All the time, as local government has been de-funded, local authority building control has gradually diminished as a functional entity. We arrive at the Grenfell inquiry, with a highly experienced former Building Control officer in breakdown because he was unable to do the job he trained to do, assigned to a specialist project he had no credentials to manage and relying on the perceived expertise of the project team. All the time, the team assumed that Building Control would ensure the refurbishment met the requirements of the Regulations.
Mixed and confusing messages, uncertain and ill-defined responsibilities, over-stretched boundaries and audacious marketing practices are reasonably foreseeable consequences of lapsing control and deregulation of governance. So are the unintended outcomes and collateral damages. As more of the Grenfell back story is exposed, the more it seems that the root cause of the tragedy is inadequacies in management, control and procedural process; tellingly, these failures are not constrained to this one project; they are endemic.
We can be thankful that the Government has established changes in Building Regulations and banned certain products; and the industry response, seems to have been favourable. Thus, the risks of similar design flaws arising on the many high-rise projects of the last two years have been appropriately mitigated. But legislative change doesn’t address the many faulty buildings that are contemporary with, or pre-date, Grenfell, so Government needs to take responsibility, accept its part in the situation and deal with the material flaws exposed by the fire.
Thankfully, a line has been drawn under the austerity that was perhaps one reason for the governments apathetic approach to the cladding removal dilemma – the Treasury funding offered to the industry has never been close to enough to resolve the problem. Yet this year, after a false start, and amidst controversy about the Governments direction of travel in the CV-19 fight, funding has been committed to the tune of multiple £billions to protect the economy, save jobs and look after favoured sectors such as hospitality during the Covid crisis.
Even if much of this defensive expenditure might arguably have been mis-directed, misguided and ineffective, it is abundantly clear that when there is a will to resolve a problem, there is a way. So, it seems absolutely clear that it is time for the government to step up, fully commit the funding needed to ensure that the homes still wrapped in combustible cladding systems are made safe, as soon as possible; and defer any concerns about recovering the expenditure from culpable parties, to a suitable future point.

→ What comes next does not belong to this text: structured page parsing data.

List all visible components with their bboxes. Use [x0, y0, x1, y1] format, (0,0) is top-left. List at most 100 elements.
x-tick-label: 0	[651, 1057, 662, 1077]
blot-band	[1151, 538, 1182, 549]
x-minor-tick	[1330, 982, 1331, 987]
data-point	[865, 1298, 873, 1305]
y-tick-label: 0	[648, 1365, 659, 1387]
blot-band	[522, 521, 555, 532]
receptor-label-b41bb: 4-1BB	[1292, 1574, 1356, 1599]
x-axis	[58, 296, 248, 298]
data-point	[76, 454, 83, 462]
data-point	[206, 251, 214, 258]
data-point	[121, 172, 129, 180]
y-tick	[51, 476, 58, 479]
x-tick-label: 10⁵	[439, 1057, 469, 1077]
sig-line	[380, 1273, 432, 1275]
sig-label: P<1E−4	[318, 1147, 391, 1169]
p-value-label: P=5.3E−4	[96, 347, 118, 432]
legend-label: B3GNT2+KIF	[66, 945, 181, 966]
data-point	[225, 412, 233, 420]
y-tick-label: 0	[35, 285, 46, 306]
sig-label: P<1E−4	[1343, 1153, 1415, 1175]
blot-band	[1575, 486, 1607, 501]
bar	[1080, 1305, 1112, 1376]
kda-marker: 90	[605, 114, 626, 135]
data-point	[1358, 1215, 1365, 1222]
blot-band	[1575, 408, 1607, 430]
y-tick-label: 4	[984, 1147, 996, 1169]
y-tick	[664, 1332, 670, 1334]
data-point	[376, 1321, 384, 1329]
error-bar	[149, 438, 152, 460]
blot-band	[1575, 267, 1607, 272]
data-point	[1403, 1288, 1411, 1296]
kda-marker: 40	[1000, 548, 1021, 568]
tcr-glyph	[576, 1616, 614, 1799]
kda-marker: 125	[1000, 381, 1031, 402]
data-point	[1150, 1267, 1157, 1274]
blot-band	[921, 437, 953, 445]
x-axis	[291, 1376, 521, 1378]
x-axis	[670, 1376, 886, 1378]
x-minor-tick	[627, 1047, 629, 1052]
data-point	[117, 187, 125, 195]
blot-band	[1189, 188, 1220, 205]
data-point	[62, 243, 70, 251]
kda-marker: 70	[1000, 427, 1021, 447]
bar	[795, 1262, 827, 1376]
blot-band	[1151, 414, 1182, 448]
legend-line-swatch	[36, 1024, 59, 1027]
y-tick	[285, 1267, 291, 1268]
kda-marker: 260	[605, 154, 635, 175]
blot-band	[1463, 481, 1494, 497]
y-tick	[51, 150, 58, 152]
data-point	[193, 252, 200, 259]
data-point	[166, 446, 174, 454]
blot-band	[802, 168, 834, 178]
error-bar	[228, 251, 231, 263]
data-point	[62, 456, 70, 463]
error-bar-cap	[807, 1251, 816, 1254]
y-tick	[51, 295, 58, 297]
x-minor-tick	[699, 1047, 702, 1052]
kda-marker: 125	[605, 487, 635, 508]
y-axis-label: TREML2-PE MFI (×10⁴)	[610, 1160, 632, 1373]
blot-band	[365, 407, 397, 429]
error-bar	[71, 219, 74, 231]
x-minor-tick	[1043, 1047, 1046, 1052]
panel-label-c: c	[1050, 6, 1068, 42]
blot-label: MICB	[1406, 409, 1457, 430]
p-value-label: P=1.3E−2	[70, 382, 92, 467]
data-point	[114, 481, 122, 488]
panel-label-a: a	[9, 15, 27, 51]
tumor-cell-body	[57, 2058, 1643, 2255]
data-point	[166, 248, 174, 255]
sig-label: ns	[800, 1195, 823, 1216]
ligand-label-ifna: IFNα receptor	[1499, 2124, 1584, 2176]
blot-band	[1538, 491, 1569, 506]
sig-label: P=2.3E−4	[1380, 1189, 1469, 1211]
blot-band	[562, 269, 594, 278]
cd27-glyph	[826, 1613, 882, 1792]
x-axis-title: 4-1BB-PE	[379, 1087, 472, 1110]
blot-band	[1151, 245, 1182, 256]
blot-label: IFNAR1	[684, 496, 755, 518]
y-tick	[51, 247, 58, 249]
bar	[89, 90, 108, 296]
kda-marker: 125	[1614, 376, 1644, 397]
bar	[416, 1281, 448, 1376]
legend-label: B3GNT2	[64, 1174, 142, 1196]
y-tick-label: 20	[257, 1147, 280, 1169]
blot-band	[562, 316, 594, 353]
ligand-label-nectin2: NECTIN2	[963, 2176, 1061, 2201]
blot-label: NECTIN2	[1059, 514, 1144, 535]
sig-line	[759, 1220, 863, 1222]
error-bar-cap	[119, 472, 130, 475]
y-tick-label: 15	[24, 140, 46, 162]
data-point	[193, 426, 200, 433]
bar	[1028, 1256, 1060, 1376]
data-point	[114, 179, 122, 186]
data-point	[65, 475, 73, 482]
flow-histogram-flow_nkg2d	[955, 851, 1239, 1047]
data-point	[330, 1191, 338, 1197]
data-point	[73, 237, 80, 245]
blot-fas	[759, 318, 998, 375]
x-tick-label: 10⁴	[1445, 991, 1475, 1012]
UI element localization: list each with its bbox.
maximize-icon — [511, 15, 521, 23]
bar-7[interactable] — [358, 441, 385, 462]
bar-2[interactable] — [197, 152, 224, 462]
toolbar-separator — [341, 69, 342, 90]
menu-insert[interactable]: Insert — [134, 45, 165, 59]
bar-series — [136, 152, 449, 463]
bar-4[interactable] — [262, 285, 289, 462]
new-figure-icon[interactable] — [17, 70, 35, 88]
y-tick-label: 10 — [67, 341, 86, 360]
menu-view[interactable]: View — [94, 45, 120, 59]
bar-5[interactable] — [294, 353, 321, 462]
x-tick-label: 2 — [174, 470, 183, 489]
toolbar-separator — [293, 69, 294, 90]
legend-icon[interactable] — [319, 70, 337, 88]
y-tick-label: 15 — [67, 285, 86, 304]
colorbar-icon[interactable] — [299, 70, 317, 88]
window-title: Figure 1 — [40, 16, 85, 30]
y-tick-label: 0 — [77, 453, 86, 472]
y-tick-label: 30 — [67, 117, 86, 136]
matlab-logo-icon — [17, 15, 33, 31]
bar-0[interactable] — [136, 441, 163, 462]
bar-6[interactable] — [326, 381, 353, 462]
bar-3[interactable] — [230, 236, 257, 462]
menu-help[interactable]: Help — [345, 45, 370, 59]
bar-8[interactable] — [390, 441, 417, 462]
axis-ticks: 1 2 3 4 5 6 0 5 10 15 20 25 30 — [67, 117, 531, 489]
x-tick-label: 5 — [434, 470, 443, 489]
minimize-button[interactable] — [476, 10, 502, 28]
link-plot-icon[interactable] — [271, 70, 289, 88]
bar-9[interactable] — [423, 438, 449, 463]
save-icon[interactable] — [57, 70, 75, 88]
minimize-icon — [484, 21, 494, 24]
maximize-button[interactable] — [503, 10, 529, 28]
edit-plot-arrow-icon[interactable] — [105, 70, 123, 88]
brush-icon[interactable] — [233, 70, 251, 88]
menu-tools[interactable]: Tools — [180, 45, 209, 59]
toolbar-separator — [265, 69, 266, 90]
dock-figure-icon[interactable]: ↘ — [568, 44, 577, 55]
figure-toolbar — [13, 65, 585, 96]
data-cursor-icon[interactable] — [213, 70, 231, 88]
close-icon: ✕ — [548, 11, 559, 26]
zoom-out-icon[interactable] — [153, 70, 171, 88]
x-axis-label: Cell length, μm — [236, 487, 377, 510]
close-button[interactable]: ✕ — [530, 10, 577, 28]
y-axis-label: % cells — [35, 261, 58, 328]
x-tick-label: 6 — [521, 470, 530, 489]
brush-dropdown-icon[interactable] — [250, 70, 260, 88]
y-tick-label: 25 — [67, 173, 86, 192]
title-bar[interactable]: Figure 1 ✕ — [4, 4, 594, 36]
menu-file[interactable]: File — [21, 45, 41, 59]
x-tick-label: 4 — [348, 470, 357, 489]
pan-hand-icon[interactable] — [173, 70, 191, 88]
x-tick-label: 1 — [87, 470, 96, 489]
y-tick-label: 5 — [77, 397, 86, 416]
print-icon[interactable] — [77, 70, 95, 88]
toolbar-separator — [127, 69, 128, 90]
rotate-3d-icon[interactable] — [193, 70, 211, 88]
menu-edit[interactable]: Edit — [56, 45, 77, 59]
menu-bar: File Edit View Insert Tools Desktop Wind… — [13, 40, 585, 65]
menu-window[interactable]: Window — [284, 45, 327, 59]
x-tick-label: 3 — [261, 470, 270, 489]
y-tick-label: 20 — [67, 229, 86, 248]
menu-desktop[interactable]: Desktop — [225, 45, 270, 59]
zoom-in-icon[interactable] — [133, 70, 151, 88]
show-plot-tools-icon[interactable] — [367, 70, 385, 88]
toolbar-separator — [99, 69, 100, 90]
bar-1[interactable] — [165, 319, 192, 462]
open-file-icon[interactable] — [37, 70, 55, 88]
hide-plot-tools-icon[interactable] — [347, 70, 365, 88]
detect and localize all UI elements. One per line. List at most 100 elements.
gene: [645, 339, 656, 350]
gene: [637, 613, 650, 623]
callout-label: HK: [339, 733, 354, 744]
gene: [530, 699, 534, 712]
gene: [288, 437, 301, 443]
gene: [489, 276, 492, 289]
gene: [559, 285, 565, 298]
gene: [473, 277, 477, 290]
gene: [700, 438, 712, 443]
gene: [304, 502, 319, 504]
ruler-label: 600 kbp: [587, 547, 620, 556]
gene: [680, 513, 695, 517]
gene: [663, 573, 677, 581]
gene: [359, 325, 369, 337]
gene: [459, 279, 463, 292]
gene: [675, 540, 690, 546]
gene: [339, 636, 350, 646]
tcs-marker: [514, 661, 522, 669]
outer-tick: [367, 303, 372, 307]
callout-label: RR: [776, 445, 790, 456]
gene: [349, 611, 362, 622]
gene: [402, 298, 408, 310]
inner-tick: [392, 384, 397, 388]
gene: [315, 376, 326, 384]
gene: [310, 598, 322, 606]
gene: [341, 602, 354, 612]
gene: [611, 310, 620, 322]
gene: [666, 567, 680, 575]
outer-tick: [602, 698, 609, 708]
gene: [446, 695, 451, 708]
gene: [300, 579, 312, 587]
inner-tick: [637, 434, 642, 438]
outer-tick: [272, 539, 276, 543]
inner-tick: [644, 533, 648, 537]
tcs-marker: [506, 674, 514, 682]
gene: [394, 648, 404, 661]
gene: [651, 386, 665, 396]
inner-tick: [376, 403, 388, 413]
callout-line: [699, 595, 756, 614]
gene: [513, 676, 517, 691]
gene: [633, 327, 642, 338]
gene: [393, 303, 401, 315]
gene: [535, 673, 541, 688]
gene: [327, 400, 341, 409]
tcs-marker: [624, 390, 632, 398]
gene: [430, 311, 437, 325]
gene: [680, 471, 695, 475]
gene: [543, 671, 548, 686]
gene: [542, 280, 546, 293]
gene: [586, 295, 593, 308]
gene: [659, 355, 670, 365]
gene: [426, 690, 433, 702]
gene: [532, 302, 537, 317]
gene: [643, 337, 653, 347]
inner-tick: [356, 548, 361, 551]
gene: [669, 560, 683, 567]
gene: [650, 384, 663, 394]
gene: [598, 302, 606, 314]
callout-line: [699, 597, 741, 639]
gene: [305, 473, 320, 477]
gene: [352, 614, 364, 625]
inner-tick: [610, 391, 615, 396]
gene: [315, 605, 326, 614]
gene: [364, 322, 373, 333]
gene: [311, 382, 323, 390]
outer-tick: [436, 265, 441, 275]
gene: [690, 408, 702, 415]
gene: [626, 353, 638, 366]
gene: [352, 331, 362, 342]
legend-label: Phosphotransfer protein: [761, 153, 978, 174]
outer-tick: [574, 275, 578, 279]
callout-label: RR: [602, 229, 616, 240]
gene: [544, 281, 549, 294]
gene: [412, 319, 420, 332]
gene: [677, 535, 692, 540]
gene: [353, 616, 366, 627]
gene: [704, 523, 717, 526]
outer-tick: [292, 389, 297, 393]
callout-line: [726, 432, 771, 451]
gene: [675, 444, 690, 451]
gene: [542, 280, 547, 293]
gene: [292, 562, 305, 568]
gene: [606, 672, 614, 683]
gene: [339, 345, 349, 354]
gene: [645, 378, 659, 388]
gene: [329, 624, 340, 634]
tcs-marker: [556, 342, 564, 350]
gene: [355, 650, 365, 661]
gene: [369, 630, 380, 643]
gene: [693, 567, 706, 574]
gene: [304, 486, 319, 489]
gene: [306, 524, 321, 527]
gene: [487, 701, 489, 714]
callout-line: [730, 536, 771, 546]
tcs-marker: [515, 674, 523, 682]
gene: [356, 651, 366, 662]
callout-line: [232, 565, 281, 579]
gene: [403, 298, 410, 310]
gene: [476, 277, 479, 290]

Then, looking to the future, a similar tragedy must never be allowed to occur again. It is heartening to see now in process, the legislative changes encompassed in the recently released International Fire Safety Standard – Common Principles (IFSS-CP), the imminent Building Safety Bill and the Fire Safety Bill. Will these developments create a new and definitive approach to assessment, validation and management of building safety and draw long overdue, fundamental changes in the control of building design and procurement? Time will tell.